Assignment 1, kNN classifier
truehines opened this issue · 1 comments
Mahan,
I think I have found an error in the k-fold cross validation snippet of the knn jupyter notebook. In the second segment of this snippet, the line:
train_set = np.concatenate((X_train_folds[:i] + X_train_folds[i+1:]))
I believe that using the "+" operator on these two arrays (X_train_folds[:i] & X_train_folds[i+1:]) will actually add together the array elements instead of concatenating them as you intended. Do you agree with this?
In my own implementation I have the following (the reason for the if-elif-else is that concatenating an empty array gives an error):
if i == 0:
X_train_fold = np.concatenate(X_train_folds[(i + 1):num_folds])
y_train_fold = np.concatenate(y_train_folds[(i + 1):num_folds])
elif i == (num_folds - 1):
X_train_fold = np.concatenate(X_train_folds[0:i])

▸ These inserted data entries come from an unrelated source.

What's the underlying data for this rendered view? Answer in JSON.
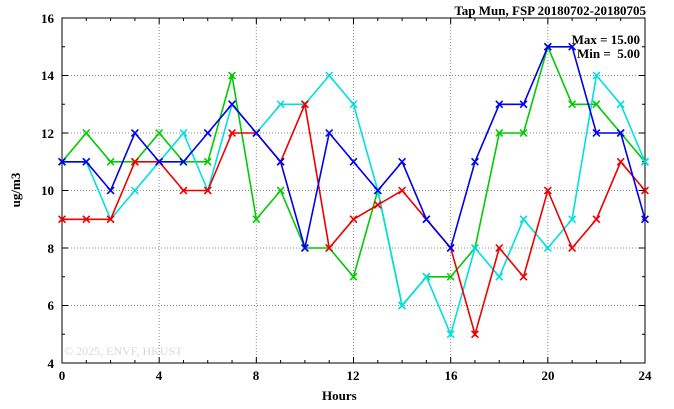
{
  "window": {
    "title": "Tap Mun, FSP 20180702-20180705"
  },
  "annotation": {
    "max_label": "Max = 15.00",
    "min_label": "Min =  5.00"
  },
  "watermark": "© 2025, ENVF, HKUST",
  "chart_data": {
    "type": "line",
    "title": "Tap Mun, FSP 20180702-20180705",
    "xlabel": "Hours",
    "ylabel": "ug/m3",
    "xlim": [
      0,
      24
    ],
    "ylim": [
      4,
      16
    ],
    "xticks": [
      0,
      4,
      8,
      12,
      16,
      20,
      24
    ],
    "yticks": [
      16,
      14,
      12,
      10,
      8,
      6,
      4
    ],
    "grid": true,
    "legend_position": "none",
    "max_value": 15.0,
    "min_value": 5.0,
    "x": [
      0,
      1,
      2,
      3,
      4,
      5,
      6,
      7,
      8,
      9,
      10,
      11,
      12,
      13,
      14,
      15,
      16,
      17,
      18,
      19,
      20,
      21,
      22,
      23,
      24
    ],
    "series": [
      {
        "name": "series-green",
        "color": "#00cc00",
        "values": [
          11,
          12,
          11,
          11,
          12,
          11,
          11,
          14,
          9,
          10,
          8,
          8,
          7,
          10,
          6,
          7,
          7,
          8,
          12,
          12,
          15,
          13,
          13,
          12,
          11
        ]
      },
      {
        "name": "series-cyan",
        "color": "#00e0e0",
        "values": [
          11,
          11,
          9,
          10,
          11,
          12,
          10,
          13,
          12,
          13,
          13,
          14,
          13,
          10,
          6,
          7,
          5,
          8,
          7,
          9,
          8,
          9,
          14,
          13,
          11
        ]
      },
      {
        "name": "series-red",
        "color": "#ee0000",
        "values": [
          9,
          9,
          9,
          11,
          11,
          10,
          10,
          12,
          12,
          11,
          13,
          8,
          9,
          9.5,
          10,
          9,
          8,
          5,
          8,
          7,
          10,
          8,
          9,
          11,
          10
        ]
      },
      {
        "name": "series-blue",
        "color": "#0000ee",
        "values": [
          11,
          11,
          10,
          12,
          11,
          11,
          12,
          13,
          12,
          11,
          8,
          12,
          11,
          10,
          11,
          9,
          8,
          11,
          13,
          13,
          15,
          15,
          12,
          12,
          9
        ]
      }
    ]
  },
  "plot": {
    "grid_color": "#8a8a8a",
    "frame_color": "#000000"
  }
}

y_train_fold = np.concatenate(y_train_folds[0:i])
else:
X_train_fold = np.concatenate((np.concatenate(X_train_folds[0:i]), np.concatenate(X_train_folds[(i + 1):num_folds])))
y_train_fold = np.concatenate((np.concatenate(y_train_folds[0:i]), np.concatenate(y_train_folds[(i + 1):num_folds])))
classifier.train(X_train_fold, y_train_fold)
I am open to suggestions on a cleaner way to implement this...
Your feedback is greatly appreciated -- I don't have someone to discuss this type of thing with....
Regards,
True
Hey,
Sorry for the delayed response.
When slicing a list, i.e. reading of an array using the :
operator for the index, another list is returned. Try this:
myList = [0, 1, 2, 3]
myList[:2] # gives [0, 1]
myList[:1] # gives [0]
myList[:0] # gives []
Also, the +
operator when applied on lists, acts as a concatenator. Try this:
myList[:2] + myList[:2] # gives [0, 1, 0, 1]
The numpy concatenate function then takes a list of numpy arrays as the input and stacks them up into a single array along the first axis, which is treated as the new training/test set. Also, notice how deliberately I ommit a fold by indexing. So I guess this is the cleanest way to go. Correct me if I'm wrong.
Best,
Mahan